Maybe you still wonder why I was fussing so much about becoming a native Serbian teacher. I was familiar with methodology, I knew a lot about psychology, I had a lot of experience as a teacher and, of course, I was a native speaker. But believe me I was right to fuss.
Methodology was probably the only advantage I took from being a NNST for so many years although different languages need different approaches.
My biggest problem however was the issue of empathy. At the beginning of NST career I completely ran out of it. I honestly loved all my groups but I simply couldn’t put myself into my students’ shoes and see things from their perspective. As I have already said, I acquired Serbian as a carefree child and my students were working their way through the maze of Serbian sentences.
The most obvious problem was with the beginners. They came from different backgrounds and naturally spoke different first languages. The very beginning was OK but soon Serbian grammar complicated things immensely. They needed solid explanations given in a simple but effective way. I wanted my explanations to be clear enough for them but I had no idea whether I unnecessarily repeated something that was crystal clear after my first explanation or I dismissed the topic that needed repeating time and again. Their faces didn’t tell me much, my students politely nodded whatever I was telling them.

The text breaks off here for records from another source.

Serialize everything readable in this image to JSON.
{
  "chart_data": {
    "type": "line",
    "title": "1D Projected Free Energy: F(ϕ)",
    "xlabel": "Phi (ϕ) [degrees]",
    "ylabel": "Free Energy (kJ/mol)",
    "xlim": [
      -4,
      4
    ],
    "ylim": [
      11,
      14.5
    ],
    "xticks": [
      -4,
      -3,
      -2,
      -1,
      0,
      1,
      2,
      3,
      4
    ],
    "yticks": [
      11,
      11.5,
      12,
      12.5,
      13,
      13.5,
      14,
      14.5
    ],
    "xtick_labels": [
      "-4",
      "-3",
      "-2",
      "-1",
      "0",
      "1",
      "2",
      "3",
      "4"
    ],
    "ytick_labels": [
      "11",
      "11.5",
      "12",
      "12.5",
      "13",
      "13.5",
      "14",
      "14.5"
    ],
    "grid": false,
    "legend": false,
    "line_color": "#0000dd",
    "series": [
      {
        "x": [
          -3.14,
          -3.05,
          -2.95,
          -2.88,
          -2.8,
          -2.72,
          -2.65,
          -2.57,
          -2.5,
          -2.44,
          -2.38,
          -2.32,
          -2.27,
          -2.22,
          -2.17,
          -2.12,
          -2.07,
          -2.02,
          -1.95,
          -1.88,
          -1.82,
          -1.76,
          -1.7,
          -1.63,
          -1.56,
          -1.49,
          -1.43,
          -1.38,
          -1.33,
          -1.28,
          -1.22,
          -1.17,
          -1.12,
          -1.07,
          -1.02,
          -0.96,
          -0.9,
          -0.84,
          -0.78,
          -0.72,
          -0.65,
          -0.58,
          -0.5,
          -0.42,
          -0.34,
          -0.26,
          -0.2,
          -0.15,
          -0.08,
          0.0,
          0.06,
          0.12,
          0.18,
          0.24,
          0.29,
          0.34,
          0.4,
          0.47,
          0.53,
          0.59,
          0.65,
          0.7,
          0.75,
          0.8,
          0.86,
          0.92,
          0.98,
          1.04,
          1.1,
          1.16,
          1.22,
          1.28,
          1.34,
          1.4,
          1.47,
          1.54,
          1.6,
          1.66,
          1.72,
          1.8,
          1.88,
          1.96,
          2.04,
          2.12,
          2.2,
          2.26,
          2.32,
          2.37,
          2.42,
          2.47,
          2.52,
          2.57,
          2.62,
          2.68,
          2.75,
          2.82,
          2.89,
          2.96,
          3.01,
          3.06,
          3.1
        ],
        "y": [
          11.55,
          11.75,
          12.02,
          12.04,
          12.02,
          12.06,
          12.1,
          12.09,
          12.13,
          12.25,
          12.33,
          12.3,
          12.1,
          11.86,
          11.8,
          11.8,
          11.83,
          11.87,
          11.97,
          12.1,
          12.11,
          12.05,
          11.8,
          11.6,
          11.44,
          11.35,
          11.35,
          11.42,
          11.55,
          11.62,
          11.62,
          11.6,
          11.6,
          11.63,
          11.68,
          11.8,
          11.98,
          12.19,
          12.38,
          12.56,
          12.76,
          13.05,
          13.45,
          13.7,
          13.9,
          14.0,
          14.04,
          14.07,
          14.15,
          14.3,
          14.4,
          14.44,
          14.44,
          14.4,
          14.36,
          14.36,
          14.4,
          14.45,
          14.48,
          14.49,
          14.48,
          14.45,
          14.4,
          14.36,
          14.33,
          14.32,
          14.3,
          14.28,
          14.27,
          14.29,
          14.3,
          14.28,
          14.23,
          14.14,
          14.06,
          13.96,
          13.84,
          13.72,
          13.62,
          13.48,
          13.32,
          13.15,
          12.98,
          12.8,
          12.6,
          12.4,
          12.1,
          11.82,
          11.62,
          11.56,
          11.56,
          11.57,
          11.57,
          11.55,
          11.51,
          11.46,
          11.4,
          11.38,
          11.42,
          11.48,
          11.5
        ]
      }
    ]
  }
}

My biggest advantage as a NST was my knowledge of Serbian. Let’s be frank, I am an above-average speaker of Serbian. My vocabulary is boosted by reading and generally it is the language of a well educated person. At one point in my life I was a translator (remember Tanjug?) and I went through their training both for translating English to Serbian and Serbian to English. Little did my students benefit from my vast vocabulary, even at the upper intermediate level! Their needs were way below. I could speak well but I couldn’t explain why I say it like that. I had no idea what is the principle behind my words.
How true is the saying that it never rains but it pours! In my upper intermediate group I had a ‘grammar girl’. I am sure you have all met that type of language learners. She knew almost everything but she always had an extra question or two that would send my blood pressure right into the red zone. ‘Why do we use accusative with preposition ZA in this sentence but not in this one?’ ‘How do I know whether I should use genitive or locative with preposition OD?’ The only sensible answer from my side could have been : ‘You say it and if it sounds normal, then use it and if it doesn’t sound ok, simply don’t use it. That’s how I know!’ And that was exactly the answer I couldn’t give her. She needed rules. I don’t know why she bothered to ask me anyway. If there had been a competition in Serbian grammar, she would have beaten me then, I’m not joking. It took me a year of hard work to reach her level of grammar expertise.
In spite of my inner battles, my students believed me completely and never for a moment doubted my judgements. For them, I was a monolithic giant of a teacher - experienced, knowledgeable, always-ready-to-help and, of course, native.